Caro Papa ancora per poco

 

         Che sensazione strana, santo padre, saperti lì ancora per pochi giorni, avere un limite inesorabile oltre il quale non sarai più... così come sei. Che strano saperti a tempo, come se poi non fosse sempre stato così, come se la vita stessa non fosse a tempo, per tutti noi.

         Che cosa così particolare iniziare con te questa quaresima nell'Anno della fede e sapere che la termineremo nel triduo con il tuo successore. Il tutto evocando su questo momento di passaggio categorie, fatti, gesti che da sempre per noi prendono forma quando arriva la morte. Ma questa non è la tua morte, tu sei qui con noi, continui a pregare con e per noi, in un presente che guardandoti non riusciremo mai a spogliare del tuo passato: tu sei stato papa, ma sei ancora qui con noi.

         Chi sarai, il vescovo emerito di Roma? Mons. Ratzinger? O chissà, forse semplicemente don Josef, quel giovane don Josef che ha coltivato instancabilmente la vigna del Signore, crescendo senza misura nella fede e mantenendo intatta la passione per la Chiesa. Già, la stessa passione che ti ha fatto rinunciare.

         Così ti fai da parte, e ci mostri la grandezza della vita in Dio, che va oltre le missioni, le nomine e le elezioni, scorre continuamente cara ai Suoi occhi, al di là della forma contingente e del passato. E rimetti ancora una volta davanti a tutto il bene della Chiesa. Mi chiedo che cos'hai provato in questi mesi e che cosa stai provando ora. Mi sembra perfino che continuare sarebbe stato più facile per te, perché aprire nuove vie, fare la rivoluzione, è comunque sempre più faticoso che seguire un solco già tracciato, ma così, avrai forse pensato, avresti imposto la tua presenza, più debole, e molti avrebbero creduto che ti volessi arrampicare sulle vette di Giovanni Paolo. No, quella non era la tua via, la via giusta per una Chiesa di cui tu hai indicato tutte le sporcizie e le debolezze.

         "Quando sono debole, allora sono forte perché sei Tu la mia forza". Hai dato sostanza a queste parole di san Paolo, santo padre, hai rimesso ancora una volta la Chiesa di fronte alla debolezza che le è congenita, poiché fa parte dell'uomo, e hai composto un inno alla stessa vita umana, degna creatura, e hai raggiunto vette alte quanto quelle dell'"amato predecessore".

         Che strano saperti lì, in quelle stanze da cui presto traslocherai, tra i tuoi libri e i rosari, mentre fuori il mondo parla della tua rivoluzione e vorrebbe farti mille mille domande: perché, quando hai deciso, con chi ne hai parlato... e chissà, forse anche come stai...

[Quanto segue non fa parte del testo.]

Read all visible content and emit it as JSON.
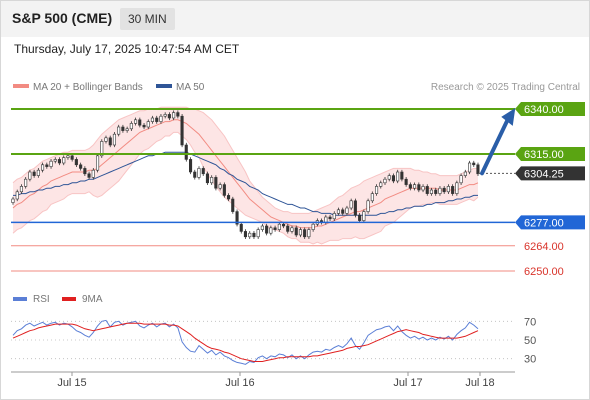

         È così strano sapere che tra poco la tua vita cambierà, che tornerai a vedere in tv il papa affacciarsi da quel balcone, e che cosa gli dirai quando lo incrocerai nei viali dei giardini  vaticani? Scomparirai, lo sento. Non farai mai nulla che possa sollevare il dubbio che tu voglia ancora influire sulla vita della Chiesa. Ma è così rassicurante saperti tra noi, nella tua dimensione, come se in quell'appartamento che fu un monastero ti fossi accostato alla strada e ora ci guardassi continuare quel cammino che finora abbiamo fatto dietro a te, per essere e fare Chiesa. Ogni giorno.